B cells have the unique ability to produce a tailored and highly specific antibody response against a virtually limitless range of antigens, which is possible due to diversification of antibody genes. As B cells differentiate into antibody secreting cells, gene deletional and recombinatorial events occur at the IgH locus by a mechanism known as class switch recombination (CSR). CSR exchanges the exon encoding the constant region of the IgH chain (CH exon) for an alternative antibody isotype (e.g. IgG), thereby defining the effector function of antibodies. At the molecular level, CSR depends on transcription of long non-coding RNA (switch RNA) initiated upstream of each CH exon undergoing recombination. Due to the G-richness and highly repetitive nature of switch RNA sequences, these transcripts can fold into G-quadruplex structures (G4 RNA) and can stably hybridize to the template DNA strand forming R-loop structures. Both G4 RNA and R-loop structures have been implicated in targeting the mutagenic enzyme activation-induced cytidine deaminase (AID) to the IgH locus, to initiate CSR.
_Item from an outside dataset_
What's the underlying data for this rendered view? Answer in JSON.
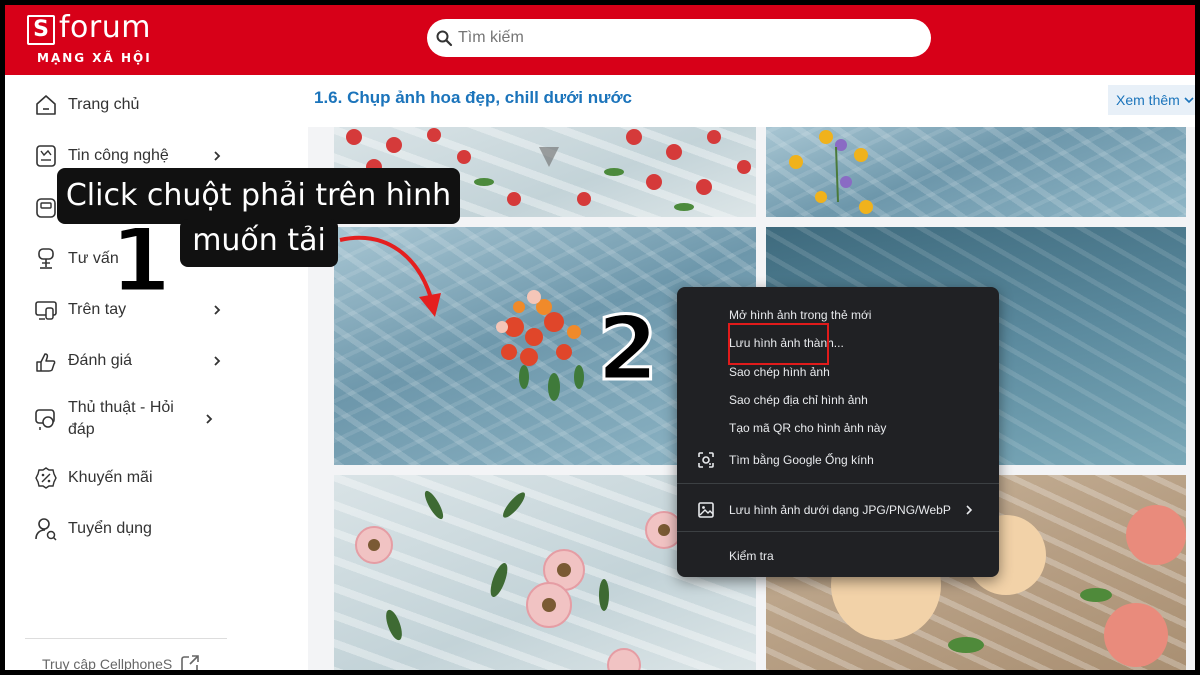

The Ribeiro group studies how RNA binding proteins (RBPs) regulate DNA recombination at Ig loci. In particular, we are interested in the role of DEAD-box RNA helicases, a large family of RBPs that utilize ATP hydrolysis to remodel RNA structures or RNA-protein interactions. The Ribeiro group have previously shown that DEAD-box RNA helicase 1 (DDX1) binds to G4 RNA and converts it into Rloops, thus targeting AID and promoting CSR (Ribeiro de Almeida et al., 2018). This PhD project aims to understand the role DDX1 and G4 RNA play downstream of AID targeting. Our unpublished data suggests DDX1 participates in the DNA repair of AID-induced DNA double-strand breaks (DSBs). Importantly, inappropriate targeting of AID to non-Ig hotspots (off-target genes) and aberrant DSB repair leads to the development of B cell lymphoma. Therefore, a related question is whether a DDX1/G4 RNA mechanism of AID targeting is associated with B cell lymphomagenesis. To address these questions, we will 1) characterize the molecular mechanisms by which DDX1 participates in DSB repair; 2) investigate if DDX1 is implicated in DSB repair pathway choice and associated genome
instability; 3) determine how DDX1's role in CSR relates to B-cell activation during an immune response. These studies will provide new insight into RNA-mediated mechanisms controlling CSR, which deregulation can result in the development of immune disease or B-cell lymphomagenesis.